Inability to dup/~ for const arrays of class objects

Peter Williams pwil3058 at bigpond.net.au
Tue May 28 22:04:55 PDT 2013


On 29/05/13 13:59, Steven Schveighoffer wrote:
>
> You can't use const elements.  And for good reason -- the elements are
> not const, and cannot be considered const by the set.
>
> Use mutable data, and make the *key* part of the data const.

My first implementation does that and it's great for that one 
application.  All the complications arose when I went back to try and 
bulletproof it and make a set implementation that is generally useful 
rather than just for the application it was designed for.

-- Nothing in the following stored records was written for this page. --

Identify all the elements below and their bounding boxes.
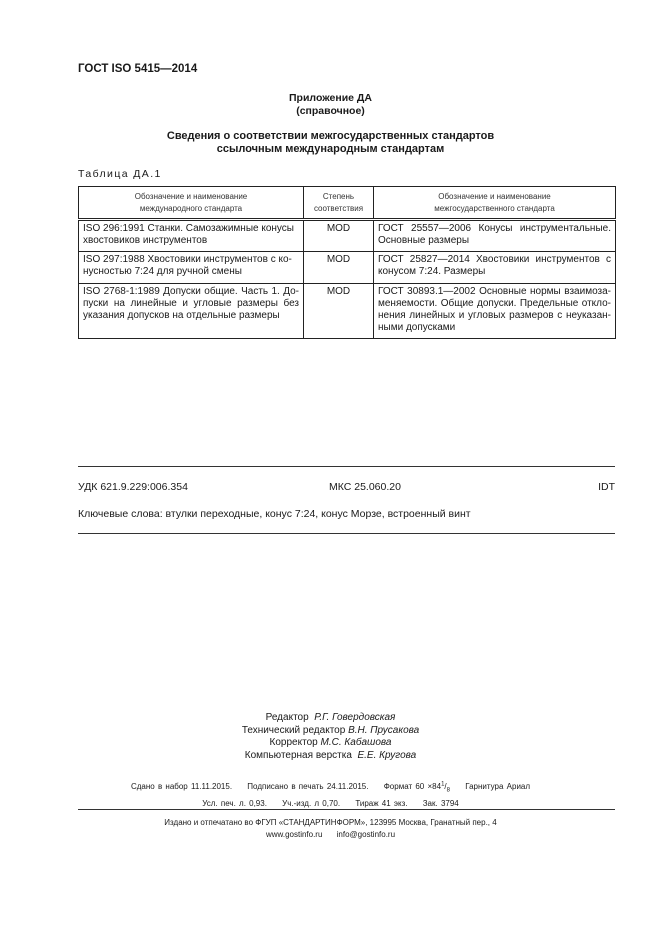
cell-interstate: ГОСТ 25827—2014 Хвостовики инструментов … [374,252,616,284]
print-info: Сдано в набор 11.11.2015. Подписано в пе… [0,777,661,811]
table-label: Таблица ДА.1 [78,168,162,180]
cell-interstate: ГОСТ 30893.1—2002 Основные нормы взаимоз… [374,284,616,339]
format-den: 8 [447,787,450,793]
order-number: Зак. 3794 [423,799,459,808]
publisher-email[interactable]: info@gostinfo.ru [337,830,395,839]
publisher-contacts: www.gostinfo.ru info@gostinfo.ru [0,829,661,841]
format-num: 1 [441,781,444,787]
header-text: Обозначение и наименование [378,191,611,203]
credit-name: М.С. Кабашова [320,737,391,748]
pub-sheets: Уч.-изд. л 0,70. [282,799,340,808]
header-text: Степень [308,191,369,203]
table-row: ISO 297:1988 Хвостовики инструментов с к… [79,252,616,284]
print-info-line1: Сдано в набор 11.11.2015. Подписано в пе… [0,777,661,797]
cell-international: ISO 296:1991 Станки. Самозажимные конусы… [79,220,304,252]
credit-tech-editor: Технический редактор В.Н. Прусакова [0,725,661,738]
credit-role: Компьютерная верстка [245,750,352,761]
divider-publisher [78,809,615,810]
format-prefix: Формат 60 ×84 [384,782,441,791]
section-title: Сведения о соответствии межгосударственн… [0,130,661,156]
credits-block: Редактор Р.Г. Говердовская Технический р… [0,712,661,762]
cell-degree: MOD [304,284,374,339]
document-code: ГОСТ ISO 5415—2014 [78,63,197,75]
header-international: Обозначение и наименование международног… [79,187,304,220]
section-title-line1: Сведения о соответствии межгосударственн… [0,130,661,143]
header-text: Обозначение и наименование [83,191,299,203]
publisher-website[interactable]: www.gostinfo.ru [266,830,322,839]
divider-top [78,466,615,467]
correspondence-table: Обозначение и наименование международног… [78,186,616,339]
cell-international: ISO 297:1988 Хвостовики инструментов с к… [79,252,304,284]
table-row: ISO 296:1991 Станки. Самозажимные конусы… [79,220,616,252]
header-text: международного стандарта [83,203,299,215]
divider-bottom [78,533,615,534]
header-text: соответствия [308,203,369,215]
classification-row: УДК 621.9.229:006.354 МКС 25.060.20 IDT [78,481,615,493]
credit-name: В.Н. Прусакова [348,725,419,736]
credit-name: Е.Е. Кругова [357,750,416,761]
table-header-row: Обозначение и наименование международног… [79,187,616,220]
publisher-address: Издано и отпечатано во ФГУП «СТАНДАРТИНФ… [0,817,661,829]
cell-international: ISO 2768-1:1989 Допуски общие. Часть 1. … [79,284,304,339]
cell-interstate: ГОСТ 25557—2006 Конусы инструментальные.… [374,220,616,252]
print-run: Тираж 41 экз. [355,799,407,808]
header-degree: Степень соответствия [304,187,374,220]
cell-degree: MOD [304,252,374,284]
annex-heading: Приложение ДА (справочное) [0,92,661,118]
header-text: межгосударственного стандарта [378,203,611,215]
format: Формат 60 ×841/8 [384,782,450,791]
annex-type: (справочное) [0,105,661,118]
credit-layout: Компьютерная верстка Е.Е. Кругова [0,750,661,763]
print-sheets: Усл. печ. л. 0,93. [202,799,267,808]
credit-role: Редактор [266,712,309,723]
keywords: Ключевые слова: втулки переходные, конус… [78,508,471,520]
credit-name: Р.Г. Говердовская [314,712,395,723]
section-title-line2: ссылочным международным стандартам [0,143,661,156]
annex-title: Приложение ДА [0,92,661,105]
credit-role: Технический редактор [242,725,345,736]
credit-role: Корректор [270,737,318,748]
credit-editor: Редактор Р.Г. Говердовская [0,712,661,725]
cell-degree: MOD [304,220,374,252]
header-interstate: Обозначение и наименование межгосударств… [374,187,616,220]
typeface: Гарнитура Ариал [465,782,530,791]
idt-marker: IDT [598,481,615,493]
credit-corrector: Корректор М.С. Кабашова [0,737,661,750]
mks-code: МКС 25.060.20 [329,481,401,493]
publisher-block: Издано и отпечатано во ФГУП «СТАНДАРТИНФ… [0,817,661,841]
table-row: ISO 2768-1:1989 Допуски общие. Часть 1. … [79,284,616,339]
signed-date: Подписано в печать 24.11.2015. [247,782,368,791]
udk-code: УДК 621.9.229:006.354 [78,481,188,493]
typeset-date: Сдано в набор 11.11.2015. [131,782,232,791]
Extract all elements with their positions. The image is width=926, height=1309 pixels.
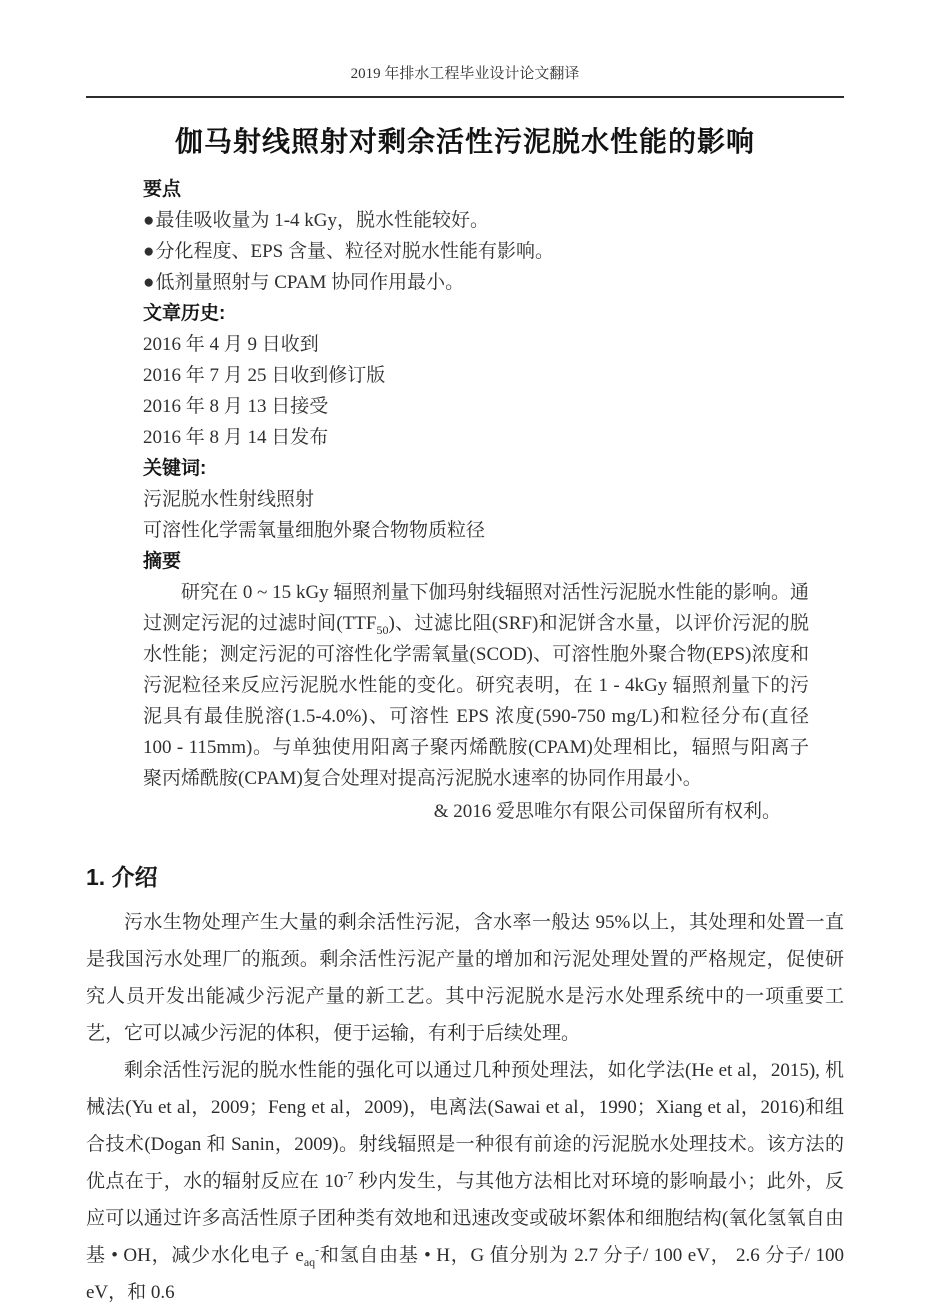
intro-paragraph-1: 污水生物处理产生大量的剩余活性污泥，含水率一般达 95%以上，其处理和处置一直是… bbox=[86, 904, 844, 1052]
highlight-item: ●分化程度、EPS 含量、粒径对脱水性能有影响。 bbox=[143, 236, 809, 267]
page-header: 2019 年排水工程毕业设计论文翻译 bbox=[86, 62, 844, 96]
introduction-heading: 1. 介绍 bbox=[86, 859, 844, 892]
abstract-ttf-subscript: 50 bbox=[376, 623, 388, 637]
abstract-heading: 摘要 bbox=[143, 546, 809, 577]
history-item-revised: 2016 年 7 月 25 日收到修订版 bbox=[143, 360, 809, 391]
highlight-text: 最佳吸收量为 1-4 kGy，脱水性能较好。 bbox=[155, 210, 489, 231]
document-page: 2019 年排水工程毕业设计论文翻译 伽马射线照射对剩余活性污泥脱水性能的影响 … bbox=[0, 0, 926, 1309]
keywords-heading: 关键词: bbox=[143, 453, 809, 484]
highlight-item: ●最佳吸收量为 1-4 kGy，脱水性能较好。 bbox=[143, 205, 809, 236]
abstract-text-part2: )、过滤比阻(SRF)和泥饼含水量，以评价污泥的脱水性能；测定污泥的可溶性化学需… bbox=[143, 613, 809, 789]
bullet-icon: ● bbox=[143, 241, 154, 262]
document-title: 伽马射线照射对剩余活性污泥脱水性能的影响 bbox=[86, 120, 844, 160]
paper-meta-block: 要点 ●最佳吸收量为 1-4 kGy，脱水性能较好。 ●分化程度、EPS 含量、… bbox=[143, 174, 809, 827]
highlight-item: ●低剂量照射与 CPAM 协同作用最小。 bbox=[143, 267, 809, 298]
running-head: 2019 年排水工程毕业设计论文翻译 bbox=[86, 62, 844, 83]
article-history-heading: 文章历史: bbox=[143, 298, 809, 329]
intro-paragraph-2: 剩余活性污泥的脱水性能的强化可以通过几种预处理法，如化学法(He et al，2… bbox=[86, 1052, 844, 1309]
eaq-subscript: aq bbox=[304, 1255, 315, 1269]
highlight-text: 低剂量照射与 CPAM 协同作用最小。 bbox=[155, 272, 464, 293]
history-item-published: 2016 年 8 月 14 日发布 bbox=[143, 422, 809, 453]
history-item-accepted: 2016 年 8 月 13 日接受 bbox=[143, 391, 809, 422]
header-rule bbox=[86, 96, 844, 98]
keyword-line: 可溶性化学需氧量细胞外聚合物物质粒径 bbox=[143, 515, 809, 546]
bullet-icon: ● bbox=[143, 210, 154, 231]
exponent-superscript: -7 bbox=[343, 1169, 353, 1183]
highlight-text: 分化程度、EPS 含量、粒径对脱水性能有影响。 bbox=[155, 241, 554, 262]
highlights-heading: 要点 bbox=[143, 174, 809, 205]
history-item-received: 2016 年 4 月 9 日收到 bbox=[143, 329, 809, 360]
keyword-line: 污泥脱水性射线照射 bbox=[143, 484, 809, 515]
bullet-icon: ● bbox=[143, 272, 154, 293]
copyright-line: & 2016 爱思唯尔有限公司保留所有权利。 bbox=[143, 796, 809, 827]
abstract-text: 研究在 0 ~ 15 kGy 辐照剂量下伽玛射线辐照对活性污泥脱水性能的影响。通… bbox=[143, 577, 809, 794]
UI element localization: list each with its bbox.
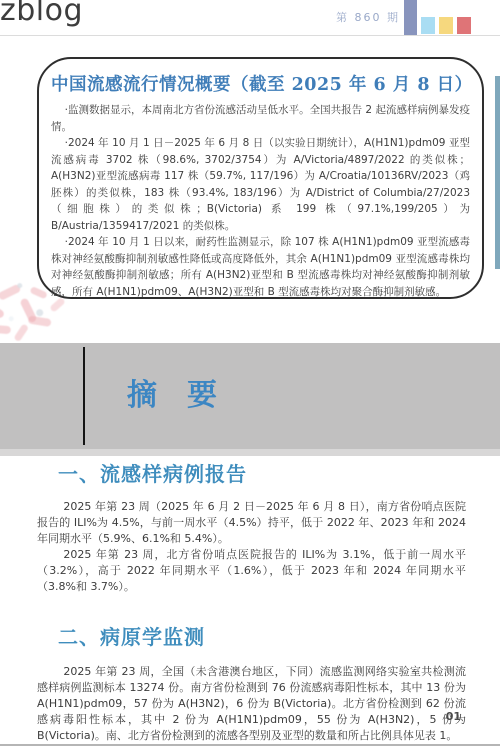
site-logo[interactable]: zblog <box>0 0 83 28</box>
report-body: 一、流感样病例报告 2025 年第 23 周（2025 年 6 月 2 日－20… <box>37 458 466 744</box>
decor-square-red <box>457 17 471 34</box>
section-heading-etiology: 二、病原学监测 <box>58 621 466 650</box>
page-bottom-divider <box>0 744 500 746</box>
header-divider <box>0 35 500 36</box>
body-paragraph: 2025 年第 23 周（2025 年 6 月 2 日－2025 年 6 月 8… <box>37 499 466 547</box>
body-paragraph: 2025 年第 23 周，全国（未含港澳台地区，下同）流感监测网络实验室共检测流… <box>37 664 466 744</box>
abstract-banner: 摘 要 <box>0 343 500 449</box>
abstract-title: 摘 要 <box>127 370 217 414</box>
decor-bar-blue <box>404 0 417 35</box>
decor-square-lightblue <box>421 17 435 34</box>
page-edge-strip <box>495 76 500 269</box>
banner-vertical-line <box>83 347 85 445</box>
page-number: 01 <box>446 710 461 723</box>
body-paragraph: 2025 年第 23 周，北方省份哨点医院报告的 ILI%为 3.1%，低于前一… <box>37 547 466 595</box>
summary-box-title: 中国流感流行情况概要（截至 2025 年 6 月 8 日） <box>51 71 470 96</box>
decor-square-yellow <box>439 17 453 34</box>
summary-paragraph: ·监测数据显示，本周南北方省份流感活动呈低水平。全国共报告 2 起流感样病例暴发… <box>51 102 470 135</box>
influenza-summary-box: 中国流感流行情况概要（截至 2025 年 6 月 8 日） ·监测数据显示，本周… <box>37 57 484 299</box>
summary-paragraph: ·2024 年 10 月 1 日－2025 年 6 月 8 日（以实验日期统计）… <box>51 135 470 234</box>
summary-paragraph: ·2024 年 10 月 1 日以来，耐药性监测显示，除 107 株 A(H1N… <box>51 234 470 300</box>
issue-number-label: 第 860 期 <box>336 9 400 25</box>
abstract-banner-fade <box>0 449 500 456</box>
section-heading-ili-report: 一、流感样病例报告 <box>58 458 466 487</box>
document-page: zblog 第 860 期 中国流感流行情况概要（截至 2025 年 6 月 8… <box>0 0 500 751</box>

I may just have to accept that two separate implementations are needed 
and that I have to give some thought about how to maximise the shared 
code between them.

>  If you
> wish, you can place inout on the indexing function, which should
> guarantee that during that function the data is not molested.  Then you
> basically have to hand-verify the insertion function does not change the
> data.

I always (try to) do hand verification :-).  Once I even toyed with code 
proofs (a la Gries, ISBN 0-387-90641-X) but that rapidly becomes boring 
in practice even when you have language constructs (such as Eiffel's 
loop) which are designed with such proofs in mind.

>
> That's the best D can do, and it's pretty good considering what other
> alternatives there are.

Yes. I agree - a type attribute system that could say everything we want 
to say would be very complex.  Nevertheless, D has room for improvement 
e.g. more expressive contracts are possible.

Peter
PS There seems to be a reluctance to fix problems in D if it will break 
existing code.  I would opine that the code that would be broken is 
already broken.  I would also opine that fixing the problems now will 
break less code than fixing them later.